金利上昇がバブル崩壊の引き金に?
長期金利は既に上昇している。
ブルームバーグは10日「世界の中央銀行の利下げ局面が終わったとの観測が強まったため、世界の長期国債の利回りは2009年以来の高水準に戻っている」と報じた。
長期金利がさらに上がるリスクもある。
国際通貨基金(IMF)は10月中旬、ステーブルコイン(法定通貨に価値が連動する暗号資産)の保有者が一斉に換金する動きが生ずれば、ステーブルコインの発行体が国債などの準備資産を大量に売却する事態に追い込まれる恐れがあると警鐘を鳴らした。
ステーブルコインを含む暗号資産市場(時価総額)は足元で数兆ドル規模となっているが、11月以降、逆風にさらされている。

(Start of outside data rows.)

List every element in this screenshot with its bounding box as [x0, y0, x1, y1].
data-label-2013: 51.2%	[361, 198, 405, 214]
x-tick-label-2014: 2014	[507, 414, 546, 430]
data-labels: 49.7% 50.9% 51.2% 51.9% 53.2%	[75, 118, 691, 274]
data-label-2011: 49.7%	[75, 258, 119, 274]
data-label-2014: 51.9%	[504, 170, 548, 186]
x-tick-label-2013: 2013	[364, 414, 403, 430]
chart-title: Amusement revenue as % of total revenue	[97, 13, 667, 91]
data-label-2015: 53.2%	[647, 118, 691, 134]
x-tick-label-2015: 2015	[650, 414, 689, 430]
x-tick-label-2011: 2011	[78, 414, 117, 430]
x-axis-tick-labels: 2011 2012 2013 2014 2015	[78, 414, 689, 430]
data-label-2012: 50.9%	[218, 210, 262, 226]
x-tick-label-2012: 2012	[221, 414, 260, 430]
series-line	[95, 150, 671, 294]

暗号資産の代表格であるビットコインの価格は10月、過去最高値の12万6000ドル(約1950万円)を付けた後、11月には約8万5000ドルを割り込むほど急落し、その後も弱気相場が続いている。S&P500などの株価が過去最高値近くで推移しているため、ビットコインを売って株式を買う動きが止まらない。
ビットコインの不調が続けば、ステーブルコイン市場にも悪影響を及ぶのは確実だ。そうなれば、発行体による国債売却の動きにヘッジファンドなどの投機筋が便乗し、長期金利が高騰することになるだろう。
このように、金利全般が上昇する可能性が高く、AIバブルが崩壊するのは時間の問題なのかもしれない。
現在のAIバブルが2000年前後のITバブル期と比較されることが多くなっているが、当時のテック企業は負債をほとんど抱えていなかった。だが、今回は大手テック企業ですらデータセンター建設に要する多額の資金を外部から調達しており、金融市場に与える影響は甚大なものになるだろう。
金融市場ではテック企業の財務に対する懸念が広がり始めている。